Tales of the Gold Monkey: e19: Boragora or Bust

It’s getting late. What Saturday Morning staple have we not yet had? A Treasure Mine? Let’s throw one of those in.

The ingredients are familiar: veteran prospector, been digging for decades, faithful creaking mule and eccentric methods, strikes it rich. Old Dowser’s an Aussie with a slightly variable accent and his mule is of course called Matilda, though it’s not gold that he’s struck, it’s platinum, way up in the mountains on Boragora. Forty years he’s been prospecting and on the edge of giving up, dynamiting the mine and himself inside it, and Dowser strikes it rich.

And there was Jake Cutter, who loves the old geezer like a father, complaining that his piloting career in the Maravellas is boring and lacking in excitement and recalling those old days of red hot jazz on a Friday night.

Overnight, Boragora becomes a creditable impression of a boom town, with all sorts of hopeful and ignorant would-be prospectors, and the usual gang of hangers-on, including an outfit offering ‘French’ ladies to entertain the prospectors and arousing the fighting ire of the Reverend Willie Tenbaum when they start using his ‘children’ to supply ‘blessings’.

And what you really need for a story like this is a claim-jumper, and we got one, the unruffled, immaculate smooth-as-snake-oil Mr Hastings. There’s only one problem: he’s in the right. He can take Dowser’s claim, within the law, because Dowser forfeited it thirty years ago for his complete failure to ‘improve’ it.

So, once Dowser is prevented from settling this island-style, with knives, it’s back to plan A: if Dowser can’t have the claim he’s scratched forty years to win, Hastings won’t get it either. He’ll dynamite the mine – with himself in it.

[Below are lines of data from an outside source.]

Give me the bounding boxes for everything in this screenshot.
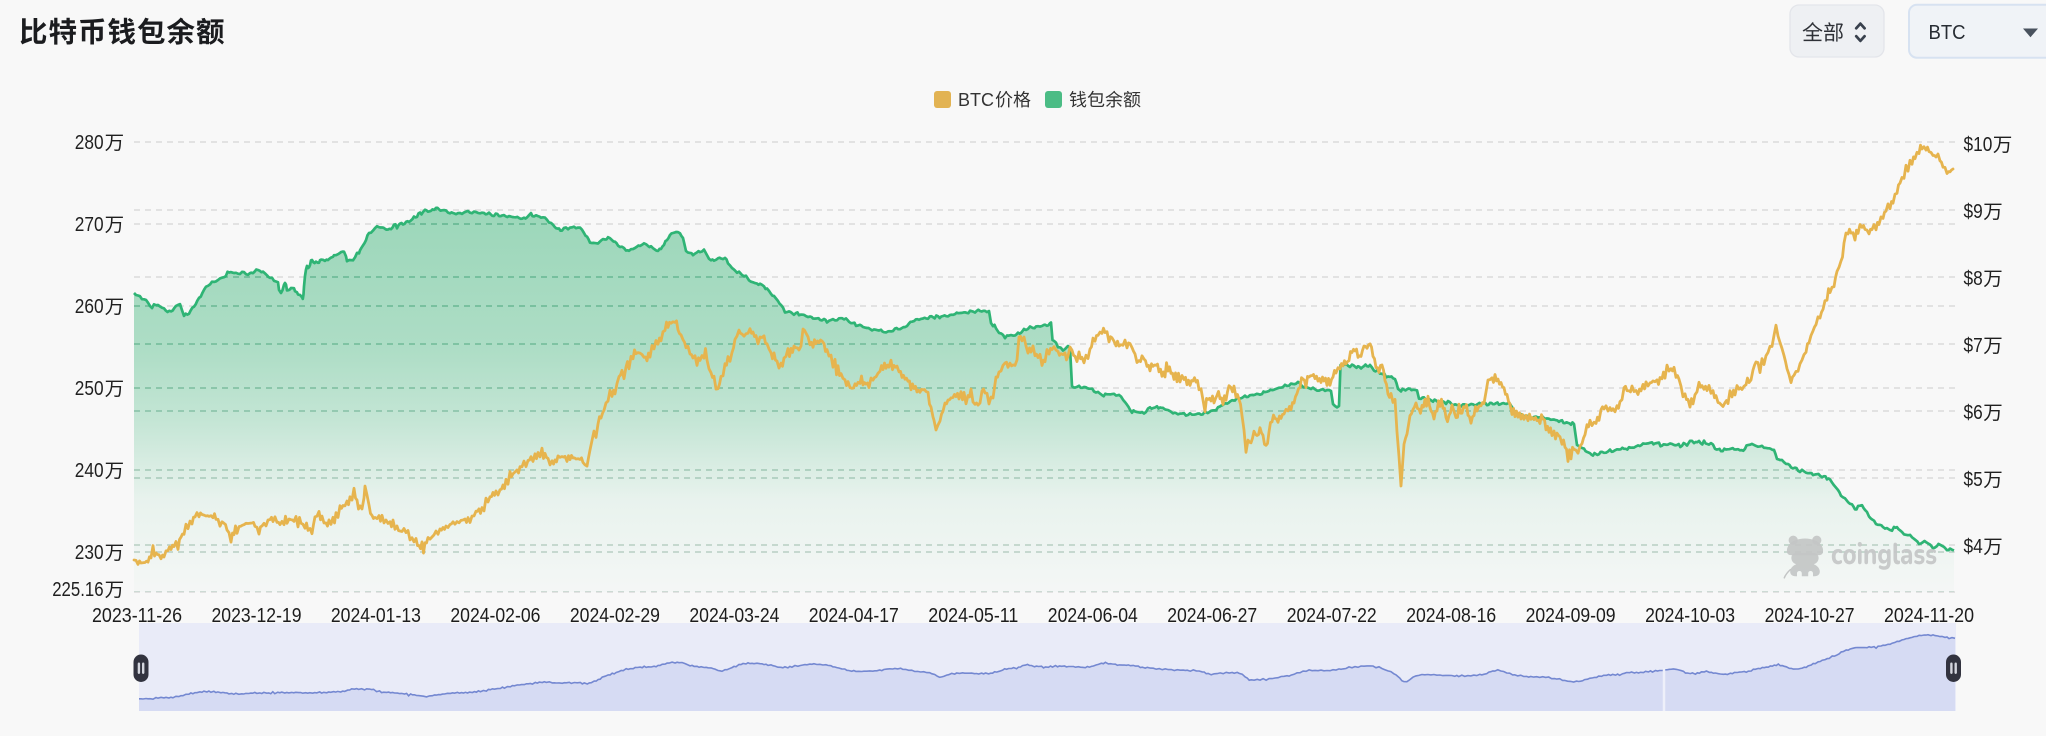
svg-text:2024-10-27: 2024-10-27 <box>1765 604 1855 627</box>
svg-text:260: 260 <box>75 296 104 318</box>
svg-text:2024-08-16: 2024-08-16 <box>1406 604 1496 627</box>
svg-text:BTC: BTC <box>958 90 994 110</box>
svg-text:2024-11-20: 2024-11-20 <box>1884 604 1974 627</box>
svg-text:225.16: 225.16 <box>52 579 103 601</box>
svg-text:2023-11-26: 2023-11-26 <box>92 604 182 627</box>
svg-text:2024-02-06: 2024-02-06 <box>450 604 540 627</box>
svg-text:240: 240 <box>75 460 104 482</box>
svg-text:BTC: BTC <box>1929 21 1966 44</box>
svg-text:270: 270 <box>75 214 104 236</box>
svg-text:2024-02-29: 2024-02-29 <box>570 604 660 627</box>
svg-text:280: 280 <box>75 132 104 154</box>
svg-text:2023-12-19: 2023-12-19 <box>212 604 302 627</box>
svg-text:$9: $9 <box>1964 201 1983 223</box>
svg-text:2024-03-24: 2024-03-24 <box>689 604 779 627</box>
svg-text:$6: $6 <box>1964 402 1983 424</box>
svg-text:2024-01-13: 2024-01-13 <box>331 604 421 627</box>
svg-text:2024-10-03: 2024-10-03 <box>1645 604 1735 627</box>
svg-text:$8: $8 <box>1964 268 1983 290</box>
svg-text:$5: $5 <box>1964 469 1983 491</box>
svg-text:2024-07-22: 2024-07-22 <box>1287 604 1377 627</box>
svg-text:2024-06-04: 2024-06-04 <box>1048 604 1138 627</box>
svg-text:2024-09-09: 2024-09-09 <box>1526 604 1616 627</box>
svg-text:2024-06-27: 2024-06-27 <box>1167 604 1257 627</box>
svg-text:230: 230 <box>75 542 104 564</box>
svg-text:$7: $7 <box>1964 335 1983 357</box>
svg-text:$10: $10 <box>1964 134 1993 156</box>
svg-text:$4: $4 <box>1964 536 1983 558</box>
svg-text:2024-05-11: 2024-05-11 <box>928 604 1018 627</box>
svg-text:250: 250 <box>75 378 104 400</box>
svg-text:2024-04-17: 2024-04-17 <box>809 604 899 627</box>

Put like that, the episode can be easily dismissed as a collection of cliches. But first of all, we’ve agreed all along that that is what Tales of the Gold Monkey is, and has always set out to be. It’s about the nostalgic fun of old and hoary adventure stories, played with just the teeniest dose of self-awareness, and tons of gusto. The knockabout fight on the beach starting when Willie dumps the tarts’ tent and ending with him hopping up and down in glee at a great brawl, and roaring in German, in a perfect specimen.

But there was more to this episode than just the fun. There were quieter moments, cameos that addressed, in brief but effective fashion, the emotional realities that lie behind the glorious nonsense. Dowser’s despair at losing what he’s worked for, his emotionalism at the fact his beloved mule won’t be shooed away and will go down with him. Sarah’s for once quiet concern about the risks Jake is taking to try and intercept Dowser, her recognition of the fact that she’s always saying goodbye like a wife, and they haven’t even… Jake’s warm and tender kiss. And in the mine, with Dowser lighting the fuse whilst holding Jake and Corky at bay with his gun, it’s the latter who walks forward, calmly refusing to believe Dowser will shoot him, to cut the fuse and extinguish it.

In the end, the mountain comes down. There’s a death-defying motorcycle leap, the insouciant whistling of a tune I have no hope of recognising, Dowser getting to look aat the face of the legal cheat who failed to rob him. And another boring Friday night in the Monkey Bar, with Jake back to bitching and off to an early bed… until Louie comes up with a stack of red-hot jazz discs, and it’s grab Sarah and let’s cut a rug.

I’m going to miss this show all over again.